Beiträge von nitech

    Ulf007 ich habe sogar dankend den "Sonder" Preis für die Nachträgliche Ladeleistungserhöhung abgelehnt: kein Bedarf 8o.

    Aber mal schaun was dann in den InCarShop so alles kommt. Muss da aber dann mit dem AG sprechen, ist schließich ein Firmenwagen.

    mfg

    Man bedenke dass die "normale" Lebenszeit des Akkus meist in Ladezyklenangegeben wird: es werden glaube ich zwischen min. 1000 und 2000-2500 Ladezyklen bei Lithiumionen Akkus angegeben. Bei 1000 Ladezyklen (gemeint ist immer eine 0-100% Ladung, d.h. 2*50-100%=1 Ladezyklus) bedeutet das bei einem iv80 und angenommen Durchschnitt von 400km/pro Ladezyklus dass der Akku nach 400.000km schlapp macht, bei mir also, wenn es so weiter geht, nach ca. 16Jahren (ca. 25000km Pro Jahr) schlechtestenfalls, habe aber auch schon eben von über 2000 Ladezyklen gelesen, da wären es dann über 30 Jahre. Dauert also noch bevor ich mir wirklich um den Akku Gedanken machen muss.

    mfg

    Ulf007 Richtig, aber man kann es auch von der anderen Warte betrachten: Man kann auch Bedarf schaffen ;-P

    Beispiel US-Sensoren (evt. auch die seitlichen) ich weiß von meinem Umfeld dass sich einige bei ihrem Auto sich zumindest die hinteren US Sensoren mit einem "normalen" Piepeser haben nachrüsten lassen, wenn also dein Händler dich anschreiben würde und sagen wir mal als Aktion für uns "betatester" Enayqfahrer die seitlichen US Sensoren für sagen wir mal 200€ (Preis fiktiv!) nachrüsten lassen könntest, würdest du ablehnen?

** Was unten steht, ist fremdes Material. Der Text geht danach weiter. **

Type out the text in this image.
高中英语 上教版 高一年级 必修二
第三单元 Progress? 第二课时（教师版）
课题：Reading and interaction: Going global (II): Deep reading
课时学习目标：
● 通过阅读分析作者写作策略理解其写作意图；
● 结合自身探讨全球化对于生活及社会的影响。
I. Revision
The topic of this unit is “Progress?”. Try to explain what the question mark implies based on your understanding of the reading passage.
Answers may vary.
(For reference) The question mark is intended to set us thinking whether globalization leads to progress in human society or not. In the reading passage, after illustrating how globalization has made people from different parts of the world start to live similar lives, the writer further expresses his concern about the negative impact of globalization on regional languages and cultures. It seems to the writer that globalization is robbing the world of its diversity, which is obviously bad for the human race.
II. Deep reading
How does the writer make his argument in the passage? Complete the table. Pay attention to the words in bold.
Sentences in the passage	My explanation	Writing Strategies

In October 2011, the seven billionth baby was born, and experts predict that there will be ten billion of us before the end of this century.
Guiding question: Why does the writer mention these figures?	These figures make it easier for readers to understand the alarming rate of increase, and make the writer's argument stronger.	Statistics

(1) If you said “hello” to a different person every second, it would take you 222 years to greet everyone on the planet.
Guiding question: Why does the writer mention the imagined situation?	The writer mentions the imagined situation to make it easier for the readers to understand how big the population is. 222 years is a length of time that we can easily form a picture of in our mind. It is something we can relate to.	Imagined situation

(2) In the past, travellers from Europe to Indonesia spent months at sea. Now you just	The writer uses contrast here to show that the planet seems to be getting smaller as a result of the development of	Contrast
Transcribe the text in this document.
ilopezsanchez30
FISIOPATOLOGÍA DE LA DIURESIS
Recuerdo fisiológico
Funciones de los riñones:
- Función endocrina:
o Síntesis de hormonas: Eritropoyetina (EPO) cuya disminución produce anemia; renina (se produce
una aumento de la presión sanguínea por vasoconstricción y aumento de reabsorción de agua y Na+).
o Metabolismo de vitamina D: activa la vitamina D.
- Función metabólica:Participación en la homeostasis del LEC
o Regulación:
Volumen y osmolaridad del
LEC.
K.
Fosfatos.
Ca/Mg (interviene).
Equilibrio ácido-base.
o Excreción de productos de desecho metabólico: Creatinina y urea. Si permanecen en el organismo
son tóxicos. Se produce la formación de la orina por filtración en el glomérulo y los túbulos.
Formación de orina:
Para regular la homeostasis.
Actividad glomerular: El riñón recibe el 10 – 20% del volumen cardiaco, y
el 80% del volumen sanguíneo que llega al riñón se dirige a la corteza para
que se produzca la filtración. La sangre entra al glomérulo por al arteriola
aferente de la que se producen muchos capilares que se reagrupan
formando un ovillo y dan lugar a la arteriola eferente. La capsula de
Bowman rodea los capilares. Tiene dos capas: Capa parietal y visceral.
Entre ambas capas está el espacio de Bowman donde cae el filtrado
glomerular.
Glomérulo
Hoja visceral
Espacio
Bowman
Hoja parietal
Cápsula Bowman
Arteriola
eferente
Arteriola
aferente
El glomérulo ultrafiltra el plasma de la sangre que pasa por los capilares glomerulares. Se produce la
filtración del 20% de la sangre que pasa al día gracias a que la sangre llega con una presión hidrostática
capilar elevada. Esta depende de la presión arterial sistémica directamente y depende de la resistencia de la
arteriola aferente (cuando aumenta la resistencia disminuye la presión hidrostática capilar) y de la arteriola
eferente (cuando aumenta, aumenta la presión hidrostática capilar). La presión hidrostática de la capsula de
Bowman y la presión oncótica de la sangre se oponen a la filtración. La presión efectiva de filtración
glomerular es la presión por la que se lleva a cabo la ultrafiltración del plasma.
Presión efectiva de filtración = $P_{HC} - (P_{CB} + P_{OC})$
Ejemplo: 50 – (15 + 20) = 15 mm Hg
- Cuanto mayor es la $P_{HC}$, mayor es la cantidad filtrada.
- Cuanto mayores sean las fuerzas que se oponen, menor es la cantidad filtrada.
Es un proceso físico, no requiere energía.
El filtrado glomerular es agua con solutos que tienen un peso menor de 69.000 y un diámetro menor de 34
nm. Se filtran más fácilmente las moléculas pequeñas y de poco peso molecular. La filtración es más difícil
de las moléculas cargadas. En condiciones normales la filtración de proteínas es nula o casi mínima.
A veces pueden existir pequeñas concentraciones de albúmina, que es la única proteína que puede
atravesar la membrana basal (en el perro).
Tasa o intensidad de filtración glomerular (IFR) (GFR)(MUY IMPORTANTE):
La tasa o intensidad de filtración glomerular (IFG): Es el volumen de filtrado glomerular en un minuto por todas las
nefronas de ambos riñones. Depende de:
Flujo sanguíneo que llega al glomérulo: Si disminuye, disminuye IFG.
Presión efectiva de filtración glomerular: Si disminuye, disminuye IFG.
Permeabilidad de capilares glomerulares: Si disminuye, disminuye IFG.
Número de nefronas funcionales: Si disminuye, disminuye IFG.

    Und wer sagt dass sich das Nachrüsten solcher HW auf den Enyaq beschränkt, dürfte auch bei den Verbrenneren gleich/ähnlich funktionieren.

    Beim Marderschutz geht es doch auch.

    Zu den Schulungen: die Mechaniker sollten doch schon Schulungen haben für die Reparatur aller möglichen Teile, ist es da wirklich so ein großer Schritt ihnen auch Beizubringen das eine oder andere Teil zu wechseln (z.b. Kamera und Steuergerät für den TA 2.5) bzw. neu einzubauen (z.B. seitliche US Sensoren+Steuergerät)? Das komplizierteste dürfte doch sein die Kabel dorthin zu legen wo das Teil fehlt.

    Aber natürlich muss Skoda da eine Kosten/Nutzenrechnung machen, und vor allem auch die Werkstatt schauen wieviel Kapazität sie frei hätte wenn solche Anfragen kommen. Aber aus Sicht von Skoda könnten sie es zumindest in betracht ziehen die Teile und Einbauleitfäden zur Verfügung zu Stellen und es den Werkstätten überlassen ob sie das Anbieten wollen/können. Wie gesagt, Teile sind ja großteils vorhanden, evt. müssen einzelne Kabelstränge bereitgestellt werden und eben die Einbauanweisungen erstellt, aber ich verstehe wenn Skoda kein Interesse daran hat.

    mfg

    Selenium alles valide Punkte die du Vorbringst, allerdings nichts was man nicht ändern könnte wenn man will. Beim Diagnosetester dürfte ein Softwareupdate genügen, Teile hat Skoda ja soweiso, es bräuchte dann halt noch die Schulungen, nichts was nicht machbar wäre. Allerdings: es scheint diesbezüglich kein Wille dazusein.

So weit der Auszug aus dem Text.